# Audio ads playing in background



## watcher (Sep 4, 2006)

I have the strangest thing going on. When I get online at random music/ads/news stories start playing in the back ground. I've spent the better part of a day trying to find out how to get rid of it.

FYI, I'm running Windows 7 Home Premium on a Dell

I have ran SpyBot, Malwarebytes as well as McAfee and they found nothing. I then ran Malwarebytes and McAfee in safe mode, nothing. 

After that I did a restore to a point I don't remember having the problem and that worked, for about 2 hours. 

I have checked the net and found other people with the same problem but no one can tell me how to get rid of the problem.

Anyone heard about anything like this and more importantly how to kill it?


----------



## Nevada (Sep 9, 2004)

I had this once. It's malware. In my case it I couldn't hear the ad content because it actually played two ads at the same time, so the ads weren't effective anyway.

It's a nasty problem. I never tracked down exactly what virus it was. The one thing I learned early was that it was tied to Internet Explorer. That allowed me to use Firefox until I had a chance to deal with the problem definitively. As long as I didn't open IE the ads didn't play. If IE was opened accidentally and the ads started, rebooting stopped it.

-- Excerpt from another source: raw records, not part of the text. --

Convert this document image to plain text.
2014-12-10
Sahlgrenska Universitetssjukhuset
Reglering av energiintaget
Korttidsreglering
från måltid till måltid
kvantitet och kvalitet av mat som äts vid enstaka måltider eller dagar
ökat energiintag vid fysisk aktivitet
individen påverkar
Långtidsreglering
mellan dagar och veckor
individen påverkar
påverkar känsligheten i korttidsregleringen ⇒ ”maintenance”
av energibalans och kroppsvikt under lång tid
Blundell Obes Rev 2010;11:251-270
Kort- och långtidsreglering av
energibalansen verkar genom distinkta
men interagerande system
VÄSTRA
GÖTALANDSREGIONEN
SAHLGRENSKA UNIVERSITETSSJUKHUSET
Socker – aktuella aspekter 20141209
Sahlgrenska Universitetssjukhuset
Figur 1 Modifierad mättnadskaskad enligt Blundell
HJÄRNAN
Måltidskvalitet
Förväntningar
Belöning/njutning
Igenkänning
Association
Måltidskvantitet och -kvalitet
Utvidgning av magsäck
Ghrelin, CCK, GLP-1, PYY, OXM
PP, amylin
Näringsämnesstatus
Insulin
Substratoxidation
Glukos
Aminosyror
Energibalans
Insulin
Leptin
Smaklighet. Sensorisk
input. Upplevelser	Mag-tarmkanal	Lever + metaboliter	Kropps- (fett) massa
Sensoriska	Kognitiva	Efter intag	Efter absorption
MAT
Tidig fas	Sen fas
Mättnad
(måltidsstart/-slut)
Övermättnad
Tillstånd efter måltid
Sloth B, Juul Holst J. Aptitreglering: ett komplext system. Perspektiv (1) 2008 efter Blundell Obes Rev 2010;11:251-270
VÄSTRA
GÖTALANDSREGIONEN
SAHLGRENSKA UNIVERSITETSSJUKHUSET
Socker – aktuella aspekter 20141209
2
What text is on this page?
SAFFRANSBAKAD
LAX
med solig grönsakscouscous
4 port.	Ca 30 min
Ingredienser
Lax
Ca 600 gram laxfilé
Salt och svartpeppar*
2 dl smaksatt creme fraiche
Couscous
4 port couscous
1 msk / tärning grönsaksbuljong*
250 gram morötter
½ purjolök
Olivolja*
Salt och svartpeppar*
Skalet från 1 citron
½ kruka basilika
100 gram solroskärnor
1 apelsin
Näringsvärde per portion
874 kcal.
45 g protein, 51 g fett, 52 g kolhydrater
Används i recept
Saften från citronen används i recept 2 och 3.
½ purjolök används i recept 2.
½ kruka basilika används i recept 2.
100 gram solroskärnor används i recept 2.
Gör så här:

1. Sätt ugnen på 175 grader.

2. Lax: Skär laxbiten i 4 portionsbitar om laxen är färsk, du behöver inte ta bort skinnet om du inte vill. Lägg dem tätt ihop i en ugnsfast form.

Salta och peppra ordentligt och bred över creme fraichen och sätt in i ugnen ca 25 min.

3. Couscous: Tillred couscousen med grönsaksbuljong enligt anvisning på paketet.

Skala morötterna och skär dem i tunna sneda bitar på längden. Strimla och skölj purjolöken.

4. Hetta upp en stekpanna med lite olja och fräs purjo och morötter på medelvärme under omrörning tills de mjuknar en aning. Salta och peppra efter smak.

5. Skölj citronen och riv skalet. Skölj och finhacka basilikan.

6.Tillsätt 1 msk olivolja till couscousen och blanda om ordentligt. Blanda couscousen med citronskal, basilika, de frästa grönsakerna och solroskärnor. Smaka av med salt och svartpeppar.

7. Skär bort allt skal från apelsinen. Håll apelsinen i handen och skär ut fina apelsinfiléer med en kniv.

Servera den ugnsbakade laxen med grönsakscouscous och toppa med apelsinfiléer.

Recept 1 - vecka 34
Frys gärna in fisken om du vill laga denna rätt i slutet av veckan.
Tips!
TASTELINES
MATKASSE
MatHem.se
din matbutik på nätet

I eventually did a full system scan with a malware scanner as an overnight job, and that got rid of it. I think I did the scan with Adaware, but the smart scan didn't find it. I had to do a full system scan, which took hours.

I wish I could tell you more, but as I said I never tracked down the precise culprit.


----------



## watcher (Sep 4, 2006)

Nevada said:


> I had this once. It's malware. In my case it I couldn't hear the ad content because it actually played two ads at the same time, so the ads weren't effective anyway.
> 
> It's a nasty problem. I never tracked down exactly what virus it was. The one thing I learned early was that it was tied to Internet Explorer. That allowed me to use Firefox until I could had a chance to deal with the problem definitively. As long as I didn't open IE the ads didn't play. If IE was opened accidentally and the ads started, rebooting stopped it.
> 
> ...


Thanks for the help, I'll try Adaware, maybe it will find it. Did you run it while in safe mode?

BTW, I have the opposite problem, its connected to firefox but not IE (yet).


----------



## Nevada (Sep 9, 2004)

watcher said:


> Thanks for the help, I'll try Adaware, maybe it will find it. Did you run it while in safe mode?
> 
> BTW, I have the opposite problem, its connected to firefox but not IE (yet).


No, I think I did it in normal mode, but ran it as administrator (right-click on Adaware, then select Run as Administrator).


----------